As per the law, the government was bound to get approval of National Accountability (2nd Amendment) Bill, 2019 (Ordinance No XXVII of 2019), Whistleblower Protection and Vigilance Commission, Ordinance No XXIII of 2019 and International Court of Justice (Reviewed and Re-consideration) Ordinance No VI of 2020 from National Assembly and Senate both within 120 days, but it could not get the bills passed owing to various push and pull factors.

According to media reports, the committee meeting delayed its discussion on the bills on the request of the Ministry of Law and Justice as Law Minister Farogh Naseem wanted to brief the meeting over the amended bills but he could not attend the meeting.

When a member of the NA panel from PML-N was questioned about the delay, he said he could not share what was discussed in the meeting. However, he said there was nothing unusual behind this delay, adding that the matter will be discussed in the next meeting when the law minister confirms his availability.
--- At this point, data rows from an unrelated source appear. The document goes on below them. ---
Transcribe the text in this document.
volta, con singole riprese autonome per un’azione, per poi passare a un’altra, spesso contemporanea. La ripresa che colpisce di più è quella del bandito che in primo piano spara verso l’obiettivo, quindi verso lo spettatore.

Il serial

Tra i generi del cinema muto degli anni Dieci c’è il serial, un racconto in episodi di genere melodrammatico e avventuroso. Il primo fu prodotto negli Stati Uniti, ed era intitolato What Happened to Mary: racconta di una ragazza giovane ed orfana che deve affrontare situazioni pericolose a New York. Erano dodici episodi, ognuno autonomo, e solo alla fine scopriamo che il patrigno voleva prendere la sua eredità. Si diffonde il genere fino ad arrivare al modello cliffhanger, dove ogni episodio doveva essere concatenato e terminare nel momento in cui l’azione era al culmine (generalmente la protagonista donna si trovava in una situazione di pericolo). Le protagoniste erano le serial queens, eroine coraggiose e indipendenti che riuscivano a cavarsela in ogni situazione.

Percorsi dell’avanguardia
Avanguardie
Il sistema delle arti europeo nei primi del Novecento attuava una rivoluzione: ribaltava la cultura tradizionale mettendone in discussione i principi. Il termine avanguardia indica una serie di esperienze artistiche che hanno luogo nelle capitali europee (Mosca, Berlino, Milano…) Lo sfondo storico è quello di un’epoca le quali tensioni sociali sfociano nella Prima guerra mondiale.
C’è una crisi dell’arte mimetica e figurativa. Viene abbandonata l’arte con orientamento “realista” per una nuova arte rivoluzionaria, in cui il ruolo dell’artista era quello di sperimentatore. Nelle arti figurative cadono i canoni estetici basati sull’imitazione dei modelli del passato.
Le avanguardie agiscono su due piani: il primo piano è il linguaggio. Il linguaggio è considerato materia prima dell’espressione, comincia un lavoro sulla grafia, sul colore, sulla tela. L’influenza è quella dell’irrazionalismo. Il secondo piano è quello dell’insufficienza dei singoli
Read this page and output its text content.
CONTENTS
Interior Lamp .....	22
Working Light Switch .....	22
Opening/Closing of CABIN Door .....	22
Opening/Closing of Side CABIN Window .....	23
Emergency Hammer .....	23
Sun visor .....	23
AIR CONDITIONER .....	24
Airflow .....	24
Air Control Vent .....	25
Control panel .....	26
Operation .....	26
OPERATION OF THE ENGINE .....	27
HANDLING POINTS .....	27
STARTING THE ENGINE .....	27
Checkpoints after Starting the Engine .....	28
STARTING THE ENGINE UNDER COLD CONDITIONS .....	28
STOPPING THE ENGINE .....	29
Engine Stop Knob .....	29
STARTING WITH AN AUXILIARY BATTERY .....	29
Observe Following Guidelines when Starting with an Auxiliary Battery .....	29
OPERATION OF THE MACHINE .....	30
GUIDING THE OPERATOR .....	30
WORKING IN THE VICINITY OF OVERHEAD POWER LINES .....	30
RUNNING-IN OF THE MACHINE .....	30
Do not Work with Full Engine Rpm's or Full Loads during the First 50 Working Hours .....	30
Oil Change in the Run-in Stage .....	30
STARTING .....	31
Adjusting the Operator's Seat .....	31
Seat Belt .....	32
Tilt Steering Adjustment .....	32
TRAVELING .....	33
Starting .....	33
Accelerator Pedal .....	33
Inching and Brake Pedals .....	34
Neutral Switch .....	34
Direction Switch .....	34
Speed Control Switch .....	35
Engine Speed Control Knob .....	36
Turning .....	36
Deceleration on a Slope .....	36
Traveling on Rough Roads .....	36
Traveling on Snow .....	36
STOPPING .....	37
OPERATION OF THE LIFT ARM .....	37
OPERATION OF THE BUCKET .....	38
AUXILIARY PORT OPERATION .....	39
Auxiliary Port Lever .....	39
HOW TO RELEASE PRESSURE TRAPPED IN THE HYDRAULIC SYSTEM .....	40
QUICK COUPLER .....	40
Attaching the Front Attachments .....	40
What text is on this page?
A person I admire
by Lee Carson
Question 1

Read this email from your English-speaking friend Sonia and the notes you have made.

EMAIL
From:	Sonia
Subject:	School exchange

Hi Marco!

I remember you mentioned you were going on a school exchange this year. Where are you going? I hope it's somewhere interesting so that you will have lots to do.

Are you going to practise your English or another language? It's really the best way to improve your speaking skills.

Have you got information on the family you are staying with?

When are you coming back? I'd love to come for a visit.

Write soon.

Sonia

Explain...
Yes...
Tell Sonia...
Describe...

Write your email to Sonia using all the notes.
The delay in discussion on the bill raises the question that if the National Accountability (2nd Amendment) Bill, 2019 was not as important that the law minister could ensure his presence then why the government was in a haste to get the bill approved.

Thinktank PILDAT’s president Ahmed Bilal Mehboob, while commenting on the development, said that the NA panel’s decision to defer consideration of National Accountability (2nd Amendment) Bill, 2019 (Ordinance No XXVII of 2019), despite opposition’s support reflects that the government is not clear in its convictions.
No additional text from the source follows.